Following a detailed analysis of the efficacy and safety results from the RA programme, the companies concluded that the overall benefit to risk profile of ocrelizumab was not favourable in RA taking into account the currently available treatment options.
The ocrelizumab RA program included four Phase III studies (SCRIPT, FILM, FEATURE, and STAGE). Most recent analysis included available safety and efficacy data from the SCRIPT Phase III study in patients with previous inadequate response (IR) to TNF-inhibitors and safety data from the Phase III FILM study in patients who were methotrexate (MTX) naïve.
Steps are being taken to inform physicians involved in RA clinical trials to continue patient monitoring as defined in the study termination protocols.
Results from the Phase III ocrelizumab RA programme will be made available to the medical community at an appropriate medical forum.
Ocrelizumab is also being evaluated for relapsing remitting multiple sclerosis (RRMS). Treatment in the ocrelizumab RRMS Phase II study is ongoing and data from this study will be submitted for presentation at the upcoming ECTRIMS conference.
"We thank the investigators and patients who participated in the RA clinical studies.

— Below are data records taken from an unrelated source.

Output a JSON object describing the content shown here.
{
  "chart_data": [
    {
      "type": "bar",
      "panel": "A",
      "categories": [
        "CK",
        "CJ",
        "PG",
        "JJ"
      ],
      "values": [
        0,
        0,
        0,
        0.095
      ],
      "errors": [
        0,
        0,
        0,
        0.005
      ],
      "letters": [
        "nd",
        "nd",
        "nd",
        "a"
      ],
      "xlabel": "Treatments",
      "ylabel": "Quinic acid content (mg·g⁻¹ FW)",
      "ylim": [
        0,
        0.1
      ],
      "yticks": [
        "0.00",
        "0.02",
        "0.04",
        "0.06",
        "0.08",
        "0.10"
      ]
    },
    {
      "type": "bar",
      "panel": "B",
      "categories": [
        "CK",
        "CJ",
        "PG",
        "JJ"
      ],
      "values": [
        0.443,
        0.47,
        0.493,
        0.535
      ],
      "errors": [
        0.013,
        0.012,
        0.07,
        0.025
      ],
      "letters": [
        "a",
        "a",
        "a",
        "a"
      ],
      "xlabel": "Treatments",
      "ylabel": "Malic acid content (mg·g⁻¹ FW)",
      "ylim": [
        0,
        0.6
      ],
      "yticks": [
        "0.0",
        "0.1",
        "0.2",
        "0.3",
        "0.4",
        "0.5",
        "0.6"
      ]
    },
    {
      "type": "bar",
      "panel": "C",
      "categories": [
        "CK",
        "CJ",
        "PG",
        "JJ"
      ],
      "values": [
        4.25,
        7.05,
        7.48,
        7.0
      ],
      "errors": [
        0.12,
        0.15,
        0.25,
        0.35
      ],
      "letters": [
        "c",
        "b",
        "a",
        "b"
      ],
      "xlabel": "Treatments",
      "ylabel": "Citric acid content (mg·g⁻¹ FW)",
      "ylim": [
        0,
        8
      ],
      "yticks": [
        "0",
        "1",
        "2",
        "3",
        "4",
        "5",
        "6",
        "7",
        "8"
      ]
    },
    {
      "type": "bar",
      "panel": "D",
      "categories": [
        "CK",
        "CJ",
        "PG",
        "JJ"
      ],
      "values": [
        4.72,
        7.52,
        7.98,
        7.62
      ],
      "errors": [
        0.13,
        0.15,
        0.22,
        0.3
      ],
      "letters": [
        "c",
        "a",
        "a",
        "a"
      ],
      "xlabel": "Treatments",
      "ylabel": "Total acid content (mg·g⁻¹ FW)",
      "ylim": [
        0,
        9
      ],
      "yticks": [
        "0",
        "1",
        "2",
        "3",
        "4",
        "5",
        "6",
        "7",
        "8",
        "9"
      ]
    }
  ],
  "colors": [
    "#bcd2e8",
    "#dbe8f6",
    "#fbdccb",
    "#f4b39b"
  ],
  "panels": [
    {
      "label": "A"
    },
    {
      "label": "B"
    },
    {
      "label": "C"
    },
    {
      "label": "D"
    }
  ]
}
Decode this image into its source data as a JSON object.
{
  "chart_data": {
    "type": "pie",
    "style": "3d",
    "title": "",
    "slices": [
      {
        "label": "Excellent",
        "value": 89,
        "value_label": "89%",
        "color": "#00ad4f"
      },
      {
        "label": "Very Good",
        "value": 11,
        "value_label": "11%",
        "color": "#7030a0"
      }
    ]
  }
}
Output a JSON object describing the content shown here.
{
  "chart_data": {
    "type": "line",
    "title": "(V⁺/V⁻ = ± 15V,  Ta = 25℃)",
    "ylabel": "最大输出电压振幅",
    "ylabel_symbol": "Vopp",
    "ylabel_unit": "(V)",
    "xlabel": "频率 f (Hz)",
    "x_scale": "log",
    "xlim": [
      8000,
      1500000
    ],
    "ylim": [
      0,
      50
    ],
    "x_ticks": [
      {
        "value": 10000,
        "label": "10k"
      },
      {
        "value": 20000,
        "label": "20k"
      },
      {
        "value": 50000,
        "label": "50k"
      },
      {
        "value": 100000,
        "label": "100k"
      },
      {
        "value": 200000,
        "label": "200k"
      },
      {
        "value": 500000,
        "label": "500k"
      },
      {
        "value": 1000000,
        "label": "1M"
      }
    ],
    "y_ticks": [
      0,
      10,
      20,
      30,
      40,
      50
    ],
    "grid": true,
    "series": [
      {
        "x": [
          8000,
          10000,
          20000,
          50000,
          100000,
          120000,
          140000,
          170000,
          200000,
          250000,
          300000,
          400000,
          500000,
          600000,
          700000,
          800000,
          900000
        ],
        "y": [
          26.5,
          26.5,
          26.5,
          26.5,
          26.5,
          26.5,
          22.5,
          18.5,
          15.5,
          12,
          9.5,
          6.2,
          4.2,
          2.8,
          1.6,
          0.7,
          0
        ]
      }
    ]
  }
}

Although this outcome is disappointing for patients, Roche remains committed to the development of treatments for RA," said Hal Barron M.D., executive vice president, Global Development and chief medical officer, Roche.
In March, Roche and Biogen Idec announced the suspension of treatment in the ocrelizumab RA program. This decision followed a recommendation from the independent ocrelizumab RA & Lupus Data and Safety Monitoring Board (DSMB). The DSMB concluded that the safety risk outweighed the benefits observed in these specific patient populations at that time based on an infection related safety signal which included serious infections, some of which were fatal, and opportunistic infections. Subsequently, the U.S. Food and Drug Administration (FDA) placed the RA studies on clinical hold.